Depending on the selected damping characteristics (driving dynamics switch), the level of the damping force is adapted by the VDM control unit. Independently of this, there is maximum driving safety in critical driving situations despite the selected comfort program.

Fail safe
Depending on the type of fault that has occurred, the fail safe takes effect in 3 stages:
- Stage 1: substitute values
If, for example, the steering-angle-sensor signal is unavailable, other variables are used as substitute values for the detection of cornering. The driver does not receive a Check Control message: no fault entry.
- Stage 2: constant voltage supply
The VDM control unit specifies a constant damping force that is the same for all 4 wheels (medium hard damping). The damper satellites set a constant voltage supply for the EDC valves. A defective height-level sensor, for example, can be the cause. A Check Control message is output to the driver. A fault is entered in the fault memory.
- Stage 3: no voltage supply
If a fault has occurred in activation of an EDC valve:
The VDM control unit indicates to the damper satellites that the EDC valves may no longer be supplied with current. This causes the valve to move to a position that corresponds more to medium to harder damping. A Check Control message is output to the driver. A fault is entered in the fault memory.

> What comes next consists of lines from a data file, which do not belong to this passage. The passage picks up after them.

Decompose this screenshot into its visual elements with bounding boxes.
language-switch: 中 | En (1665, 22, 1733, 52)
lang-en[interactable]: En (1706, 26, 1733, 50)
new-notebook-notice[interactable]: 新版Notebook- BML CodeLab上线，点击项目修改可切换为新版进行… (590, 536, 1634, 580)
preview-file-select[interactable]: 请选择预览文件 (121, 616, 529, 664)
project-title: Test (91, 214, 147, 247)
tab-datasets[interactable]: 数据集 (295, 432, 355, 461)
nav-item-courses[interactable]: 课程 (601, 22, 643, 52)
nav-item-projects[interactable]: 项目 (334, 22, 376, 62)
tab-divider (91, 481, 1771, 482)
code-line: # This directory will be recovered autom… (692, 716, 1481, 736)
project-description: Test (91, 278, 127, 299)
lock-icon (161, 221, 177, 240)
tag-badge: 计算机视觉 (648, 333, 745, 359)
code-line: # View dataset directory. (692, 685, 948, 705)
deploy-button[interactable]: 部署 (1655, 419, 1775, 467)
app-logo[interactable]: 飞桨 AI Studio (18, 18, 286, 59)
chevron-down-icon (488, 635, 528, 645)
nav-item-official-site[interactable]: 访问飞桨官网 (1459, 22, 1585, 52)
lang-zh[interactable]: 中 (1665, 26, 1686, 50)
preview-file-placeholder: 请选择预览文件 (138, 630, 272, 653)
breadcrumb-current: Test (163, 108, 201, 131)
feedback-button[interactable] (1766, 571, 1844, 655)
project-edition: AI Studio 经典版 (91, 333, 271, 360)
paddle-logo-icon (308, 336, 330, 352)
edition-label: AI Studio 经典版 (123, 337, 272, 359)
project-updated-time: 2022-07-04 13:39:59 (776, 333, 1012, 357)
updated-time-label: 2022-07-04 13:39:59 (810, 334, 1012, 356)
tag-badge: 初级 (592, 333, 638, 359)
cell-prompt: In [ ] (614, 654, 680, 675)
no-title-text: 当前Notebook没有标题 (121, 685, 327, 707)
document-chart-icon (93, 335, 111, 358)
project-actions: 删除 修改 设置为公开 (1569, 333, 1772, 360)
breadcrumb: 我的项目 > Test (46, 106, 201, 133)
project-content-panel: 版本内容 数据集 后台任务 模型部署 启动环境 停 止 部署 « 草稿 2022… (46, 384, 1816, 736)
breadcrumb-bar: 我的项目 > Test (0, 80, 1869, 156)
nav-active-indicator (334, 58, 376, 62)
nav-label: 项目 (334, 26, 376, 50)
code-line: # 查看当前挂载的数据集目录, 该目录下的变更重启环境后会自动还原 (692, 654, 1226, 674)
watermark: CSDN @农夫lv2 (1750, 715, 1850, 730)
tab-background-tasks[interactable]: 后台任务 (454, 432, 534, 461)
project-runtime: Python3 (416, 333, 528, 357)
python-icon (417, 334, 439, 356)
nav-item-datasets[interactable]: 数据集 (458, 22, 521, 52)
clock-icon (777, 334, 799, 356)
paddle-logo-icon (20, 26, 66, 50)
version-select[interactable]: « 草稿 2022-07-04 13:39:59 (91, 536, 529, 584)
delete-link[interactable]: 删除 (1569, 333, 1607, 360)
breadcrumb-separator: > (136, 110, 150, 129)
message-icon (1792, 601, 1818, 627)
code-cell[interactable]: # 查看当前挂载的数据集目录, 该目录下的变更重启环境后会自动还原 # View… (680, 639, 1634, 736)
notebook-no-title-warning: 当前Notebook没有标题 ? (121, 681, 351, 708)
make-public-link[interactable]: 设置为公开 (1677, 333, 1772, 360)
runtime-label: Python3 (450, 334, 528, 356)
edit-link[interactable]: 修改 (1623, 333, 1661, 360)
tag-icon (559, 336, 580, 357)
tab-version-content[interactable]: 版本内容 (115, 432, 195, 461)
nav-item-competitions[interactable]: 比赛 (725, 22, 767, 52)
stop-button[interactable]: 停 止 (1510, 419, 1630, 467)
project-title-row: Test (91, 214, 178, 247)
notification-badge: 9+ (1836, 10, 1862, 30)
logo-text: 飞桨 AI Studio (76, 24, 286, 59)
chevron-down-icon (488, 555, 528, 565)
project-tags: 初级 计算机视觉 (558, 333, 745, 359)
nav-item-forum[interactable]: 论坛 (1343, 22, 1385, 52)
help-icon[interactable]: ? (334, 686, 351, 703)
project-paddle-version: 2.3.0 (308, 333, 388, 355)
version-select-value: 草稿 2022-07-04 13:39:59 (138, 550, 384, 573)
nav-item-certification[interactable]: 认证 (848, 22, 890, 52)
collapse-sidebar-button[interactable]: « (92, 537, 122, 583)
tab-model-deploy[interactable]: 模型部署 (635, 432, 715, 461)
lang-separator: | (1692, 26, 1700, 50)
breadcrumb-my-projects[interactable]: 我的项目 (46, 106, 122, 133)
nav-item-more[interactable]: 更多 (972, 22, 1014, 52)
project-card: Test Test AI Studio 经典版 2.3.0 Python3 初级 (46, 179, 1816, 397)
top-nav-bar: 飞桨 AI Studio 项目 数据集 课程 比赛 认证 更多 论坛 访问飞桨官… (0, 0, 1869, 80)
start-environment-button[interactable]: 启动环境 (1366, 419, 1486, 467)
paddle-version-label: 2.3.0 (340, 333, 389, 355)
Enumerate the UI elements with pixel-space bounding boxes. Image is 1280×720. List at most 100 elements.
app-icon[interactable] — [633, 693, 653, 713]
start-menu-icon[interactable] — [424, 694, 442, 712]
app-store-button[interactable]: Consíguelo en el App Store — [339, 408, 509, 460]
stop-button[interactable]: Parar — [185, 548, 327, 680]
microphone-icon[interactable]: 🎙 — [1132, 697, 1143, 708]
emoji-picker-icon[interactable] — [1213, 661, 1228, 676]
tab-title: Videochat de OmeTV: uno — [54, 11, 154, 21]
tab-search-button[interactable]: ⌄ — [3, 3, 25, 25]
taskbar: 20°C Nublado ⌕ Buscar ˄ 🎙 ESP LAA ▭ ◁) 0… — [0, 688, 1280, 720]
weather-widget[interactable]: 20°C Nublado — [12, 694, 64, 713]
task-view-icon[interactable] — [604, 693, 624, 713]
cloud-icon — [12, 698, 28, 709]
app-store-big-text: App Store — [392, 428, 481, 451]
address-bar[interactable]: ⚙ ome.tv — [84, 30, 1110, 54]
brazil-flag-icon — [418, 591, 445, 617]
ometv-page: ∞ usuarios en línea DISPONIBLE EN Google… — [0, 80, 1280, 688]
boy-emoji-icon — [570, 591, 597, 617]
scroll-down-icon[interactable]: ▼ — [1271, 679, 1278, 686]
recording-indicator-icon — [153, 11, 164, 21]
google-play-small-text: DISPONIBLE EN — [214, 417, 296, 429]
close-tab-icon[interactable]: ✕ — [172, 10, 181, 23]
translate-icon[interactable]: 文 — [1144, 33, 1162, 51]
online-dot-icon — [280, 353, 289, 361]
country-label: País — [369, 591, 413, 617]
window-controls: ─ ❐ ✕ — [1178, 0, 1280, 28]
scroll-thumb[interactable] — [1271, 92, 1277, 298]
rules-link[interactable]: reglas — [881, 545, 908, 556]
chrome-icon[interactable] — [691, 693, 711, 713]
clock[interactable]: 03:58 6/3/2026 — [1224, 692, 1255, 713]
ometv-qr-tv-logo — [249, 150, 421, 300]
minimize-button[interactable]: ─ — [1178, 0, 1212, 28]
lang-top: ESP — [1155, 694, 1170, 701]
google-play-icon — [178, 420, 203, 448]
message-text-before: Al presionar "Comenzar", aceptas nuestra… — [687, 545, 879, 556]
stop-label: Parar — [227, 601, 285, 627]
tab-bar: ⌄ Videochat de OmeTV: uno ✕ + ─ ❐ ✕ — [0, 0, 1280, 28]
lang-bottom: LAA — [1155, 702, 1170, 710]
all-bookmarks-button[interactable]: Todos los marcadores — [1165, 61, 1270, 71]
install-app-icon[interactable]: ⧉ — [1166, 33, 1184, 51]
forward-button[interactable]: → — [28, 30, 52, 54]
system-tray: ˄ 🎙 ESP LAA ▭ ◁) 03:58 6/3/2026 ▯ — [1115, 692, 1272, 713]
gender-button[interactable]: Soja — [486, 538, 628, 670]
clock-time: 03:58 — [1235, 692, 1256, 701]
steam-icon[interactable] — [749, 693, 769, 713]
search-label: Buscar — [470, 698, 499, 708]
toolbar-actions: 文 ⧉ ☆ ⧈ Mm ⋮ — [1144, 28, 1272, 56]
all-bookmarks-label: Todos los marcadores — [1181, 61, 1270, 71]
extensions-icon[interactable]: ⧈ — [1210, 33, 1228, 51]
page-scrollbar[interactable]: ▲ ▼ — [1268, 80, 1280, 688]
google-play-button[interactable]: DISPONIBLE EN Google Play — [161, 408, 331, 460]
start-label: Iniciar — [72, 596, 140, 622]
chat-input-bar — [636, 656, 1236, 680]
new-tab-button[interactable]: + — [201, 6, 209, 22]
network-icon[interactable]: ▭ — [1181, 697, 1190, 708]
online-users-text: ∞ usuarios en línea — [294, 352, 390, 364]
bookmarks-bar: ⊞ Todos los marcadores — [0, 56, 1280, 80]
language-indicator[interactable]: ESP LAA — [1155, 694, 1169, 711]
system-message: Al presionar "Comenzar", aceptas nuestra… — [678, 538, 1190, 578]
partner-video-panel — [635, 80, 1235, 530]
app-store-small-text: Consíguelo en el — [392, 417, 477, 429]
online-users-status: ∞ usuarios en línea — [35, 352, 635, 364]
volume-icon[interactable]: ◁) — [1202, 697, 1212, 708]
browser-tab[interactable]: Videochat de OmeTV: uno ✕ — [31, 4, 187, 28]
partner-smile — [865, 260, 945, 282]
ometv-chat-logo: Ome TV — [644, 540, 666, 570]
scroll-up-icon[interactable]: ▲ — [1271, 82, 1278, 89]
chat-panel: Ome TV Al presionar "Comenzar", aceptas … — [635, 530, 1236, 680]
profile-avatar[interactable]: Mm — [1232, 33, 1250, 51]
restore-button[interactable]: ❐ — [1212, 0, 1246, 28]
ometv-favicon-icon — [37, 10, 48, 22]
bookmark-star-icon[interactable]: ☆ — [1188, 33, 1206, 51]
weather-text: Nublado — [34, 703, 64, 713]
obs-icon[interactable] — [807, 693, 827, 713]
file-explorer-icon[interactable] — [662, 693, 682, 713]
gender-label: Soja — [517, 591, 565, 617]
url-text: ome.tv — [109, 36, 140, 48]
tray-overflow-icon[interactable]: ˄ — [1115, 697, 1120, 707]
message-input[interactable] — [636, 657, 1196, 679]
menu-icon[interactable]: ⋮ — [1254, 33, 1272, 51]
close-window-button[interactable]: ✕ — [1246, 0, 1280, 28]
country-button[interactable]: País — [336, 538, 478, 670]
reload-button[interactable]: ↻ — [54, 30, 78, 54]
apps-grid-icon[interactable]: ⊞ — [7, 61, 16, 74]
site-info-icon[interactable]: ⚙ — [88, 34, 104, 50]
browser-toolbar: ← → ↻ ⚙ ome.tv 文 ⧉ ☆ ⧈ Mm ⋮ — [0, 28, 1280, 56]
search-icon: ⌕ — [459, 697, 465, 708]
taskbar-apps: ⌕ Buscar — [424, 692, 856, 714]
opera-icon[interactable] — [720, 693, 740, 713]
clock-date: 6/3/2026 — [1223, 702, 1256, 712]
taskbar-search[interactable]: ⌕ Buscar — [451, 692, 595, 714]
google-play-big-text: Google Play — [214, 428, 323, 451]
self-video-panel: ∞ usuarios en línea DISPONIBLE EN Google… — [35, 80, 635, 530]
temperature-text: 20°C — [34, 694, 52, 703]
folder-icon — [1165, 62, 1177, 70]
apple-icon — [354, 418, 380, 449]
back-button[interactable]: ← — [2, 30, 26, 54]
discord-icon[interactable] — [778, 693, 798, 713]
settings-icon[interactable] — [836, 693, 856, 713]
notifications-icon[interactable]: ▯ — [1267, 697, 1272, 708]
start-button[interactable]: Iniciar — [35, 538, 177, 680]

Notes for Service department

General notes

IMPORTANT: Specify the installation location when replacing the shock absorber.

The shock absorbers, the damper satellites and the 2 EDC valves form a single unit. When ordering a new component, the type of vehicle and installation position (e.g. front left) must be specified. There are dependencies e.g. with regard to: engine version, suspension.

Diagnosis instructions

NOTICE: There are several fault memories in the Vertical Dynamics Management.

The VDM control unit only its own faults in its own fault memory. Faults in the damper satellites are stored in their own fault memory. This is why not only the fault memory of the VDM control unit, but also that of the damper satellites, must be read out in the event of a fault.

IMPORTANT: Adjust the ride height sensors.

After replacement of the ICM control unit as well as of a height-level sensor, the adjustment values of the height level sensors must be relearned. The service function "ride height adjustment" on the diagnosis system must be used.

Information on encoding and programming
After replacement, the VDM control unit must be recoded.

Switch-on conditions
The vertical dynamics management is activated under the following conditions:
- Ignition ON (terminal 15 and wake-up line)
- Speed greater than 0.1 km/h

We can assume no liability for printing errors or inaccuracies in this document and reserve the right to introduce technical modifications at any time.